Offering a picture of resilience against a backdrop of international trade tensions, sales at Hermès International climbed 14.7 percent in the second quarter, beating expectations.
The report comes as trade hostilities between the U.S. and China weigh on growth prospects for the global economy, with recent extradition protests in Hong Kong adding to uncertainty. Compagnie Financière Richemont, which owns luxury labels Cartier, Van Cleef & Arpels and Dunhill, last week missed revenue forecasts partly due to the disruptions in Hong Kong.
“Hermès sales were very dynamic,” said the leather goods maker’s chief executive officer Axel Dumas, referring to the entire first half period and flagging the performance as proof of the “craftsmanship” model’s relevance.
Sales for the second quarter at Hermès, famed for its Birkin handbags and silk scarves, totaled 1.67 billion euros, fueled by strong performance in Asia and with an extra lift from currency rates. The revenues were in line with trends of the previous quarter, the company said.

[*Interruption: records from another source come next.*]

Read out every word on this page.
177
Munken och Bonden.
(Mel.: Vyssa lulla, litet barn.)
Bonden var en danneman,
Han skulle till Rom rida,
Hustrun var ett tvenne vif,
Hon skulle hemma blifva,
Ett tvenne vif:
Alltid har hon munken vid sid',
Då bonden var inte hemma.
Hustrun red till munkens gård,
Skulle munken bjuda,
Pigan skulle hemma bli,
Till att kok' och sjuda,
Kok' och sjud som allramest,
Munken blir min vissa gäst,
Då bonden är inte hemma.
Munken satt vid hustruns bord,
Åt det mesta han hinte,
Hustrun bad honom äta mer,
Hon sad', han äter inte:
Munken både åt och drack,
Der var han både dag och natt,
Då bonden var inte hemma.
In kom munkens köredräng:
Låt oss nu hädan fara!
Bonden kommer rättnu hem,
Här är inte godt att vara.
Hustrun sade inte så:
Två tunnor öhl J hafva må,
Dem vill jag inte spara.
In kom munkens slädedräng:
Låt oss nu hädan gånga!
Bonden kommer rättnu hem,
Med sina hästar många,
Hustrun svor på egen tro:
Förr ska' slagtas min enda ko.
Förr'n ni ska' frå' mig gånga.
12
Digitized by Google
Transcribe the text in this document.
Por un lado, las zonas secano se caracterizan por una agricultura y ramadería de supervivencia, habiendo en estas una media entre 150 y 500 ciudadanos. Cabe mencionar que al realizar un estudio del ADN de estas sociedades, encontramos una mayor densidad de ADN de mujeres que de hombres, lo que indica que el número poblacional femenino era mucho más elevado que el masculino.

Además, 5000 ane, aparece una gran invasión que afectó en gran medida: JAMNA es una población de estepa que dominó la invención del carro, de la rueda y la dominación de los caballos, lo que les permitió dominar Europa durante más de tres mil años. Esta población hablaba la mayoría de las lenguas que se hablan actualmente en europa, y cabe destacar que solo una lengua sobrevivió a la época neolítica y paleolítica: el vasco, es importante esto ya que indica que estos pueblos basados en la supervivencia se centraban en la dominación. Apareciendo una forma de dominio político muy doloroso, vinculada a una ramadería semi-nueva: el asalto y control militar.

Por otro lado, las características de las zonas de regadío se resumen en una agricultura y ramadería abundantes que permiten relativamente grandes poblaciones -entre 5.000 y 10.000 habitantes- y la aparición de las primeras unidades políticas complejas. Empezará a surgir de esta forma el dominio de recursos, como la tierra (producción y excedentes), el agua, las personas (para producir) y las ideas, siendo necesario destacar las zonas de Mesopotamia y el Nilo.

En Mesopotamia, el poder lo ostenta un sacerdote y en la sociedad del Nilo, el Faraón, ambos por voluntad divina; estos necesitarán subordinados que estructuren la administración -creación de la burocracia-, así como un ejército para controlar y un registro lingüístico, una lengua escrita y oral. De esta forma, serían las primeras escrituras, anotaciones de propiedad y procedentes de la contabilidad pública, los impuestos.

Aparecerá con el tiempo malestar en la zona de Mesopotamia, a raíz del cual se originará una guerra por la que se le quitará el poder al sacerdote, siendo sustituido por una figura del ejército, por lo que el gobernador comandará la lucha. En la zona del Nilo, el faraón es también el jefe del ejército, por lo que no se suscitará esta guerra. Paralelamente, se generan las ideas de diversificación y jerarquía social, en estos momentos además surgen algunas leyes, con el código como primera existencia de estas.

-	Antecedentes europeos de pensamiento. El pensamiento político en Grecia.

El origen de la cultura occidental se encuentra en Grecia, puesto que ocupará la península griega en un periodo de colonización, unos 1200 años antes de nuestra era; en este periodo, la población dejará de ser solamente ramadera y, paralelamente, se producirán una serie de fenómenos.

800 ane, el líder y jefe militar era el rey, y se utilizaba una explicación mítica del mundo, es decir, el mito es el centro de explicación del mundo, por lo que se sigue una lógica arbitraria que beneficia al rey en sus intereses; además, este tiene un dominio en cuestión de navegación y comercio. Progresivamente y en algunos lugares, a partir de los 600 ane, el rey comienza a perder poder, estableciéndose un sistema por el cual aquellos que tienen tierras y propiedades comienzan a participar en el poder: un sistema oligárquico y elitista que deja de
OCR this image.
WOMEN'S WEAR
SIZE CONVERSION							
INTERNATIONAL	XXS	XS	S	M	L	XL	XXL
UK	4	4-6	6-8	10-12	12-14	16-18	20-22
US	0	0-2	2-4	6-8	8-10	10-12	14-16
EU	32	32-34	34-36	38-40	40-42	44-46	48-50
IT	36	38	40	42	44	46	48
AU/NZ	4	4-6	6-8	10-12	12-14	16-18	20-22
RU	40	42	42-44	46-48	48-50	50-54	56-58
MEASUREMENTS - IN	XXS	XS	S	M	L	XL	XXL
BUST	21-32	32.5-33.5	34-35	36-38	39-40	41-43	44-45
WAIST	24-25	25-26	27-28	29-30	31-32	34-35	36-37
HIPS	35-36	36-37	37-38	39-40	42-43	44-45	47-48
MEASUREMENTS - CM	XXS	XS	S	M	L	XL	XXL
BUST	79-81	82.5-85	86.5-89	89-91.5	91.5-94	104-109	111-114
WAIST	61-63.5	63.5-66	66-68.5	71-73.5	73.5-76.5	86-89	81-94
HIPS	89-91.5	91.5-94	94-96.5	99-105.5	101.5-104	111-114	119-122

Hermès noted that current operating profitability will likely be slightly below the record level of 34.5 percent that it reached in the first half of the previous year, with exchange rate hedges unfavorably impacting the period.
“All in all, another rock solid quarter for Hermès,” said Rogerio Fujimori, analyst with RBC. The analyst noted margin guidance was “broadly in line” with expectations but, he said, the second-quarter organic sales growth slightly beat expectations.
Luca Solca, analyst with Bernstein, noted the “solid organic growth” was likely already reflected in the share price.
Shares were down 0.4 percent to 641.40 euros on the Paris Stock Exchange in mid-morning trading.
Revenues for the quarter were up 12.3 percent at constant rates, with particularly brisk growth in Asia, up 16.5 percent, dwarfing other regions with sales of 839.9 million euros. The group flagged positive momentum in mainland China, along with double-digit growth in all countries of the region, where there have been recent store openings in Shanghai, Singapore and Thailand.
Hermès is also rolling out its digital platform in the area, with Singapore slated for the end of the year, following Japan in June.
In Europe, revenues rose 7.3 percent at constant rates, reaching 504 million euros, with improving sales in France and store renovations in Amsterdam and Moscow. The firm has been expanding in the Americas, adding a store in New York’s Meatpacking District and renovating its Waikiki boutique.
In terms of activities, Hermès singled out the ready-to-wear and fashion accessories division as performing particularly well, with a 16.9 percent rise at constant rates, to reach 394.4 million euros, while the company’s largest division, leather goods and saddlery, posted 12.2 percent growth to 844.2 million euros.
Demand remains high for the company’s classic handbags as well as other models like the trim, round-bottomed Mosaïque purse, and soft, rectangular, satchel-like 24/24 bag, said Hermès, noting ongoing production increases, with the June kickoff of works to build the Maroquinerie de Guyenne workshop and plans to open another workshop in Louviers, France, by 2021.
The jewelry and home products business, which includes tableware — a sector that is seeing a revival, spurred on by consumers dressing up their tables for social media — grew 20.8 percent, while silk and textiles was up 5.8 percent. While silk has lagged other divisions lately, the company continues to invest in silk and is adding two new printing lines at its Pierre Bénite site in France’s Rhône region.
The perfumes business, which, along with watches, is one of the few Hermès products that can be bought outside the company’s own store network, clocked 3.5 percent growth, driven by Terre d’Hermès and Un Jardin sur la Lagune. The company pointed to a high comparison base, as last year’s launches over the same time of year included Twilly, a perfume geared to younger consumers.
Hermès said its watches division, which posted 7.6 percent growth, is getting a boost from the Galop d’Hermès watch, a stirrup-shaped watch that comes with colorful leather wristbands and was designed by Ini Archibong, who is best known for his curvy, modern furniture and lighting designs.
The company continues to stick to its outlook for revenue growth in the medium term.